La Corte di appello, quando revoca la liquidazione giudiziale, accerta se l'apertura della procedura è imputabile al creditore o al debitore”. Quindi, a tenore del nuovo art. 147 T.U., la Corte d'appello, quando revoca la liquidazione giudiziale, deve accertare a chi sia imputabile l'apertura della liquidazione, se sia cioè imputabile al debitore o al creditore.

Ebbene, secondo i supremi giudici tale verifica, unitamente alla conseguente declaratoria di revoca della sentenza di fallimento, può anche essere fatta direttamente dalla Corte di legittimità (nel caso in cui accolga il ricorso avverso la sentenza del giudice del reclamo che abbia erroneamente, sul punto, confermato la sentenza di fallimento), purché non siano necessari ulteriori accertamenti di fatto, sottratti al suo potere. Nel caso in cui tali accertamenti siano necessari la Corte deve demandare al giudice di rinvio sia la possibile declaratoria di revoca del fallimento che l'individuazione del soggetto cui sia imputabile l'apertura (revocanda) della procedura.

Conclusioni

Ai sensi dell'art. 6 l.fall. il fallimento è dichiarato su ricorso del debitore, di uno o più creditori o su richiesta del pubblico ministero.
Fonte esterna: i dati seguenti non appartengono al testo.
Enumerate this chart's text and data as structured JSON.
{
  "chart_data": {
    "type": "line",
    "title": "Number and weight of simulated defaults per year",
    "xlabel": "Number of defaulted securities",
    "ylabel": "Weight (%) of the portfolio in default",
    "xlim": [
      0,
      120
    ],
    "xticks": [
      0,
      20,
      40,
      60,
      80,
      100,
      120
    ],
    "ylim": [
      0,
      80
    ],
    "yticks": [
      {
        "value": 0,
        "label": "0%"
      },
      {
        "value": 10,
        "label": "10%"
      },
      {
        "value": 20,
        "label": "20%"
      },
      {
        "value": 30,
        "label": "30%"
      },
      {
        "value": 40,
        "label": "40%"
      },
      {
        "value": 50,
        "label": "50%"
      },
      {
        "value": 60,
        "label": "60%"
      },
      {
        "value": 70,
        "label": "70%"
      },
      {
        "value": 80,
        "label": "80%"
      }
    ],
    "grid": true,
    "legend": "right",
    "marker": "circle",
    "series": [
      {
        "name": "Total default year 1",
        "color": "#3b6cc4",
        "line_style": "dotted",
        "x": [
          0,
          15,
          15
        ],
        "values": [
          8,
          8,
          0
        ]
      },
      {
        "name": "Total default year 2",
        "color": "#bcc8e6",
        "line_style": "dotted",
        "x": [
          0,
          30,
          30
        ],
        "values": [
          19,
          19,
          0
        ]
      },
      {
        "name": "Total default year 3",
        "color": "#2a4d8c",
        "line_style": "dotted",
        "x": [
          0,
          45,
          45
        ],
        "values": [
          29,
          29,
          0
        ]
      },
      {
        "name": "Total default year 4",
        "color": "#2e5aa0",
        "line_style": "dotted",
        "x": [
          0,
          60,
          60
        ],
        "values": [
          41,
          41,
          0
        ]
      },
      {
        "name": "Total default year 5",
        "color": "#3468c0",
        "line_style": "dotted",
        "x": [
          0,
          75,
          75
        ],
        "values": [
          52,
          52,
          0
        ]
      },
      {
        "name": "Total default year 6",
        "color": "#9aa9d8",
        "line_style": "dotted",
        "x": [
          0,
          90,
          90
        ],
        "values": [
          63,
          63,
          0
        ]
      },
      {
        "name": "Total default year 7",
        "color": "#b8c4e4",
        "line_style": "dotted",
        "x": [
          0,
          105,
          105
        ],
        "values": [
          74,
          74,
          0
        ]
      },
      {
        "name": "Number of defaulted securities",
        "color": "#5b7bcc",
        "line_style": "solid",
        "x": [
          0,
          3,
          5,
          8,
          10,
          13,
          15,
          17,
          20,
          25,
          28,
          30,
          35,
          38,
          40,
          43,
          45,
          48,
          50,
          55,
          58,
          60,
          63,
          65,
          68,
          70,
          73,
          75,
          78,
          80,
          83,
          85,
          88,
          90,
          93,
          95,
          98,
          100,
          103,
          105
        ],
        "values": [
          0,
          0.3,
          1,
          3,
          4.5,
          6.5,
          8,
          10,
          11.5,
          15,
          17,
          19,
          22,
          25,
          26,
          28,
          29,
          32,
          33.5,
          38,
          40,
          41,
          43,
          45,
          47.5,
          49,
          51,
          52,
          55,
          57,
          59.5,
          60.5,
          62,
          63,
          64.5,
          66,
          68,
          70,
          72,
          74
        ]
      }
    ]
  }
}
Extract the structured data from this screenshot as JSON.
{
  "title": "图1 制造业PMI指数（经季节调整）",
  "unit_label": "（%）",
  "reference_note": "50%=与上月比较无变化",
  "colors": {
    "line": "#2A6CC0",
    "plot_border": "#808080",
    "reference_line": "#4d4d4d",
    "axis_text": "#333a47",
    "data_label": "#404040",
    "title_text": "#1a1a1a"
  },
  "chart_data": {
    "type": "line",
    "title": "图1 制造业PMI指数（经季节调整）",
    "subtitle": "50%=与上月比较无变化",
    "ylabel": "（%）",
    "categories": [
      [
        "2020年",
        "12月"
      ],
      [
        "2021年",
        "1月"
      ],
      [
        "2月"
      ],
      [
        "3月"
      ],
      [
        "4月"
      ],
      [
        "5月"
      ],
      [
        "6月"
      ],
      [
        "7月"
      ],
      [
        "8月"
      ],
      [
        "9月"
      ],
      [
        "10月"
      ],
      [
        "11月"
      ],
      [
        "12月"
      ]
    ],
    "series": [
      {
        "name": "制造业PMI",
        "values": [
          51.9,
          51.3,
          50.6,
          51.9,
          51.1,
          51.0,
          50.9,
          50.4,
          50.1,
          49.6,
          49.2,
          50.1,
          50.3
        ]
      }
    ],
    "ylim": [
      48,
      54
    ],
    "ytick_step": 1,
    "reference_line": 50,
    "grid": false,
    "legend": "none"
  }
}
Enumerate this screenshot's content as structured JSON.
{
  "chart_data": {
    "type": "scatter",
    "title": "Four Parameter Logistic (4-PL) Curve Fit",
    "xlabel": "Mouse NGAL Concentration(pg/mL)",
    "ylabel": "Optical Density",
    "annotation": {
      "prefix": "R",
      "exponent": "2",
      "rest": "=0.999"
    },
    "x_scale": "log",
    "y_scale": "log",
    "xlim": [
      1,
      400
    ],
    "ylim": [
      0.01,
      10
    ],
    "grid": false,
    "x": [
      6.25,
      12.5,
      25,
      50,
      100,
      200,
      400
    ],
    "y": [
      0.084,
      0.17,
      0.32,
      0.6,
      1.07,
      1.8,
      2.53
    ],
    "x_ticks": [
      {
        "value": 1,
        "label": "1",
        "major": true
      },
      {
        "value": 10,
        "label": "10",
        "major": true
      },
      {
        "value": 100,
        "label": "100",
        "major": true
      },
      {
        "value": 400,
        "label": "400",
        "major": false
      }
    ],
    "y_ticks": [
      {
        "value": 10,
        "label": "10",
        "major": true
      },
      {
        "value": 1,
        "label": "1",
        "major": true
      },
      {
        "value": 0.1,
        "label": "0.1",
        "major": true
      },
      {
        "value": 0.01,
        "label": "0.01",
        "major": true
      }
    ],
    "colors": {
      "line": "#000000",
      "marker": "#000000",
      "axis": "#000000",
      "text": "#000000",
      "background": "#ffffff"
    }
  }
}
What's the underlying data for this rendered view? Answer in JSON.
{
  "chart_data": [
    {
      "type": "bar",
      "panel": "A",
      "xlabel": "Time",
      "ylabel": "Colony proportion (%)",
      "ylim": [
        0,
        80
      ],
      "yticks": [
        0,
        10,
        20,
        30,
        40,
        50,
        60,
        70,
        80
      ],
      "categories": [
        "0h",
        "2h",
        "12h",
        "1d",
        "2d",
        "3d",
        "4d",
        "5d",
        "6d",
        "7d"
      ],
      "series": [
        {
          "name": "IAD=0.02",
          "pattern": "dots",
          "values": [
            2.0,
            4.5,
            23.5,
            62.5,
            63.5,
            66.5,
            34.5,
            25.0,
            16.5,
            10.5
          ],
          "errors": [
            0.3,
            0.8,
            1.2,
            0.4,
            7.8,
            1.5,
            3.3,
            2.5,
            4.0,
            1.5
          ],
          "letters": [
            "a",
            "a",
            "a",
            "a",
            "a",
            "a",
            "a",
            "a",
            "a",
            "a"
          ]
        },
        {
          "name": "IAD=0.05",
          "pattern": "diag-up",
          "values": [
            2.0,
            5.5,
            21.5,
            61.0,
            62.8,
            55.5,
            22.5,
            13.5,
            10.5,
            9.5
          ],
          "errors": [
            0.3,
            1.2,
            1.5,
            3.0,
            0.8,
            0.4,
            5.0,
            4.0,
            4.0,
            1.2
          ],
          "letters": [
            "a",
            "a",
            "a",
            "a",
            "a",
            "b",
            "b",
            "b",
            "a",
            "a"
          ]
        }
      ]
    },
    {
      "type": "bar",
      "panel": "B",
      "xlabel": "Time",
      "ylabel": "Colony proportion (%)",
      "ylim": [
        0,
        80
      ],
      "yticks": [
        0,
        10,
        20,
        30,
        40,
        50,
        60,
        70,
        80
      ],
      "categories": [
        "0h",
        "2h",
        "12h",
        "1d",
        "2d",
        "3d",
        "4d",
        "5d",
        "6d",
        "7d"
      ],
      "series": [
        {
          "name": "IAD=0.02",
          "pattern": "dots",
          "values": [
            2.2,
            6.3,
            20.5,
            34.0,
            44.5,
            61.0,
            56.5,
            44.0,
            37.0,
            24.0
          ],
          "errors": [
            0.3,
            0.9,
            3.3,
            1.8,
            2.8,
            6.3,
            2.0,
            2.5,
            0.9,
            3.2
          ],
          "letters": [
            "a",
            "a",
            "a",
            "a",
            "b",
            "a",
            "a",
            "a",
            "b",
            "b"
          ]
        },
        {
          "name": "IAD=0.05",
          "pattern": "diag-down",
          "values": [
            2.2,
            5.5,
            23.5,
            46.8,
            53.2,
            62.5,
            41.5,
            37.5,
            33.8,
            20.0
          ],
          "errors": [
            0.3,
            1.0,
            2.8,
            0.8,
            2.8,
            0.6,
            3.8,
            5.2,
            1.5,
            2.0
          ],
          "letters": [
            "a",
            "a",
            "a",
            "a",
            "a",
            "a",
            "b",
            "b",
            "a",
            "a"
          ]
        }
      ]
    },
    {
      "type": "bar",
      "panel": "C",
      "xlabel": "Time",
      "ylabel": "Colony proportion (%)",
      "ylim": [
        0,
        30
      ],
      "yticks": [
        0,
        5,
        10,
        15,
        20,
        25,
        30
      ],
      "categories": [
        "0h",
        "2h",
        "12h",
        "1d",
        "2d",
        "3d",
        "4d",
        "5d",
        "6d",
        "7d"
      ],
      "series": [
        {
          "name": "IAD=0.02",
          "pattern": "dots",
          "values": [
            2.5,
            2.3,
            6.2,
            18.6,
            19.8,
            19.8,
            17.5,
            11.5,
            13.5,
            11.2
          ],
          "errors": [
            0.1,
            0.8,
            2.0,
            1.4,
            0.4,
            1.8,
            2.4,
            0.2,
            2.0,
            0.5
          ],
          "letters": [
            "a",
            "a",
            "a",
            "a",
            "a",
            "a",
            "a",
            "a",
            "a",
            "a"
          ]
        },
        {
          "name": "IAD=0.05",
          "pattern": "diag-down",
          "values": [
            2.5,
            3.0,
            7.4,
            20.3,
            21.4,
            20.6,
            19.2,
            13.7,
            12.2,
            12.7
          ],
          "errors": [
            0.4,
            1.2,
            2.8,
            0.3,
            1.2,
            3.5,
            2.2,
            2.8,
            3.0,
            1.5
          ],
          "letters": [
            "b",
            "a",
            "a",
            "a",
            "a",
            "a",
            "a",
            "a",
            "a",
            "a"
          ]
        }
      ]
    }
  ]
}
I Giudici di legittimità fanno rientrare in tale previsione anche il fideiussore del creditore purché abbia prima pagato il debito al debitore principale. Il fideiussore non ha quindi, ex art. 61, comma 2, l.fall., un credito di regresso prima del pagamento al creditore e non può essere ammesso al passivo con riserva per un credito condizionale.

Nell'affermare tali assunti la Corte ha formulato, incidenter tantum, il principio secondo cui spetta direttamente ad essa il potere di revocare la dichiarazione di fallimento (oggi liquidazione giudiziale) e di provvedere sull'imputabilità dell'apertura della procedura di liquidazione giudiziale ai fini dell'addebito delle relative spese.

Unico limite a tale potere è che non siano necessari ulteriori accertamenti di fatto sottratti al suo potere. I Supremi Giudici richiamano l'art. 366 nuovo CCII che ha novellato l'art. 147 T.U. Spese di giustizia.

Tale norma dà espresso potere alla Corte d'Appello, in sede di revoca della liquidazione giudiziale, di accertare se l'erronea apertura della procedura sia imputabile al creditore o al debitore. La Corte estende a se stessa tale potere nella limitata ipotesi in cui accolga il ricorso avverso la sentenza del giudice del reclamo che abbia erroneamente confermato la sentenza di fallimento e salvo che, giova ripetere, non siano necessari ulteriori accertamenti di fatto.